釈迦族の王子として城壁の内側の世界しか知らなかったシッダルタの姿は、
「 楽 」を先にして「 苦 」を遠ざけようとする、快楽主義的な在り方にも見えます。

城から出て様々な修行を経て、遂には苦行林にまで入っていったシッダルタの姿は、
「 楽 」を遠ざけて自ら「 苦 」を受けようとする、禁欲主義的にも見える在り方です。

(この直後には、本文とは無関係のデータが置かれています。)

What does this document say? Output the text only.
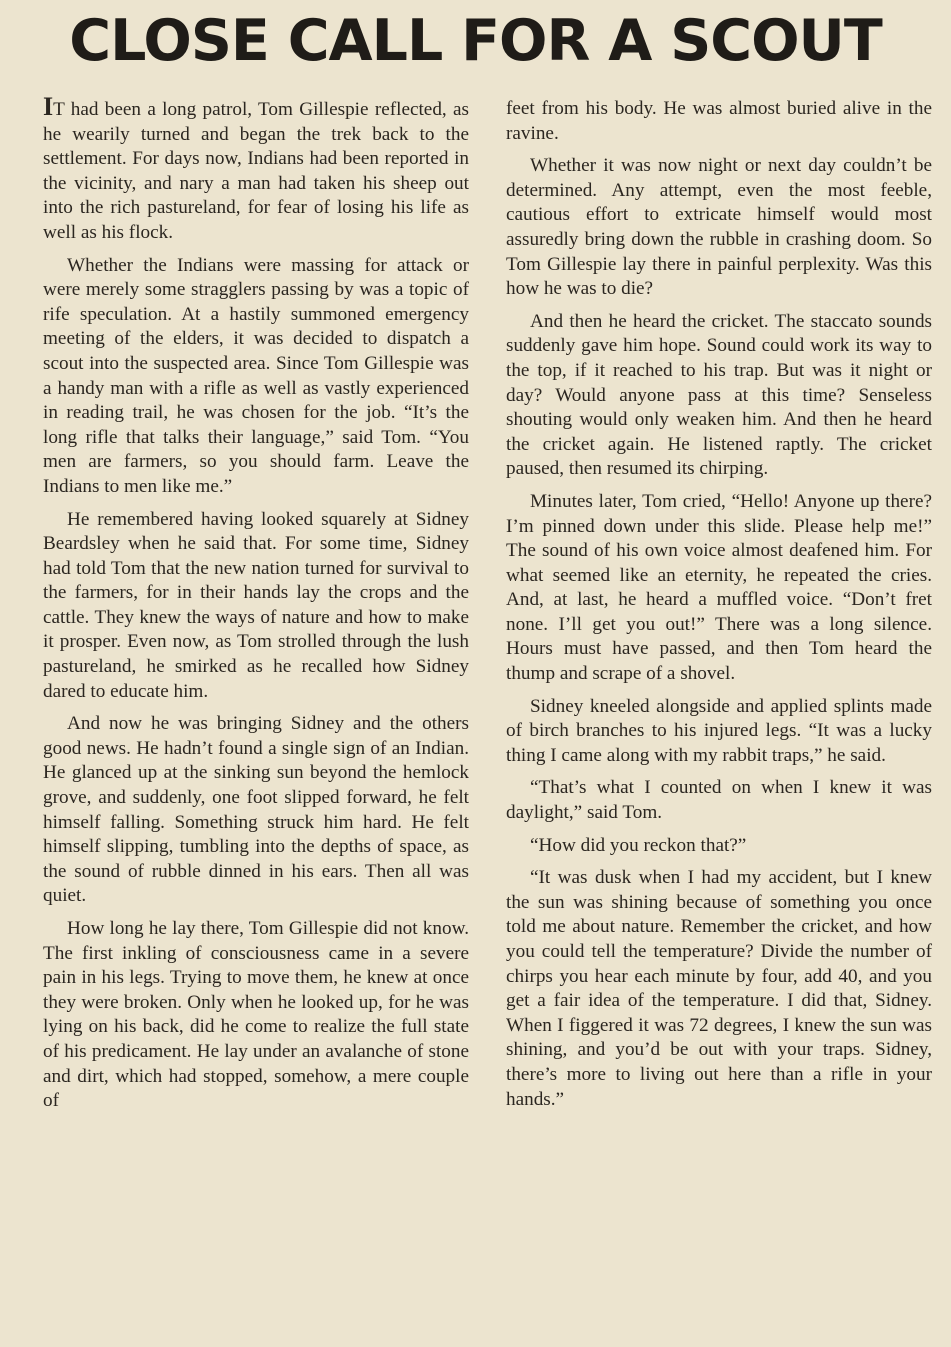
CLOSE CALL FOR A SCOUT

IT had been a long patrol, Tom Gillespie reflected, as he wearily turned and began the trek back to the settlement. For days now, Indians had been reported in the vicinity, and nary a man had taken his sheep out into the rich pastureland, for fear of losing his life as well as his flock.

Whether the Indians were massing for attack or were merely some stragglers passing by was a topic of rife speculation. At a hastily summoned emergency meeting of the elders, it was decided to dispatch a scout into the suspected area. Since Tom Gillespie was a handy man with a rifle as well as vastly experienced in reading trail, he was chosen for the job. “It’s the long rifle that talks their language,” said Tom. “You men are farmers, so you should farm. Leave the Indians to men like me.”

He remembered having looked squarely at Sidney Beardsley when he said that. For some time, Sidney had told Tom that the new nation turned for survival to the farmers, for in their hands lay the crops and the cattle. They knew the ways of nature and how to make it prosper. Even now, as Tom strolled through the lush pastureland, he smirked as he recalled how Sidney dared to educate him.

And now he was bringing Sidney and the others good news. He hadn’t found a single sign of an Indian. He glanced up at the sinking sun beyond the hemlock grove, and suddenly, one foot slipped forward, he felt himself falling. Something struck him hard. He felt himself slipping, tumbling into the depths of space, as the sound of rubble dinned in his ears. Then all was quiet.

How long he lay there, Tom Gillespie did not know. The first inkling of consciousness came in a severe pain in his legs. Trying to move them, he knew at once they were broken. Only when he looked up, for he was lying on his back, did he come to realize the full state of his predicament. He lay under an avalanche of stone and dirt, which had stopped, somehow, a mere couple of

feet from his body. He was almost buried alive in the ravine.

Whether it was now night or next day couldn’t be determined. Any attempt, even the most feeble, cautious effort to extricate himself would most assuredly bring down the rubble in crashing doom. So Tom Gillespie lay there in painful perplexity. Was this how he was to die?

And then he heard the cricket. The staccato sounds suddenly gave him hope. Sound could work its way to the top, if it reached to his trap. But was it night or day? Would anyone pass at this time? Senseless shouting would only weaken him. And then he heard the cricket again. He listened raptly. The cricket paused, then resumed its chirping.

Minutes later, Tom cried, “Hello! Anyone up there? I’m pinned down under this slide. Please help me!” The sound of his own voice almost deafened him. For what seemed like an eternity, he repeated the cries. And, at last, he heard a muffled voice. “Don’t fret none. I’ll get you out!” There was a long silence. Hours must have passed, and then Tom heard the thump and scrape of a shovel.

Sidney kneeled alongside and applied splints made of birch branches to his injured legs. “It was a lucky thing I came along with my rabbit traps,” he said.

“That’s what I counted on when I knew it was daylight,” said Tom.

“How did you reckon that?”

“It was dusk when I had my accident, but I knew the sun was shining because of something you once told me about nature. Remember the cricket, and how you could tell the temperature? Divide the number of chirps you hear each minute by four, add 40, and you get a fair idea of the temperature. I did that, Sidney. When I figgered it was 72 degrees, I knew the sun was shining, and you’d be out with your traps. Sidney, there’s more to living out here than a rifle in your hands.”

城壁の中に閉じこもるような「 快楽主義 」も、苦行林に閉じこもるような「 禁欲主義 」も、
極端に偏りがちな自意識の、極端に偏った「 観念 」が為すものです。


王族としての恵まれた環境を自ら捨て去ろうとすることも、
他者から施された食事を自らの苦行のために減量しようとすることも、
過剰な自意識によって極端になりがちな、人間の反動的な行動パターンにも思われます。

シッダルタは、独善的で個人主義的であることを当たり前にしていられるような、
自分を客観的に省みることもなくただ我武者羅に修行を続けていられるような、
そんな人ではありませんでした。

世界に現実のこととしてある、すべての人間の苦しみの解決こそが、
シッダルタの真の目的だったからです。


観念的な精神世界に逃避することなく、極端になりがちな自意識の両極を捨て去り、
ただひとつ超然としてある真実そのものに、主体的な姿勢で接近しようと進み続ける。

人間の主体的、自律的、実践的な生き方を、「 中道 」と言います。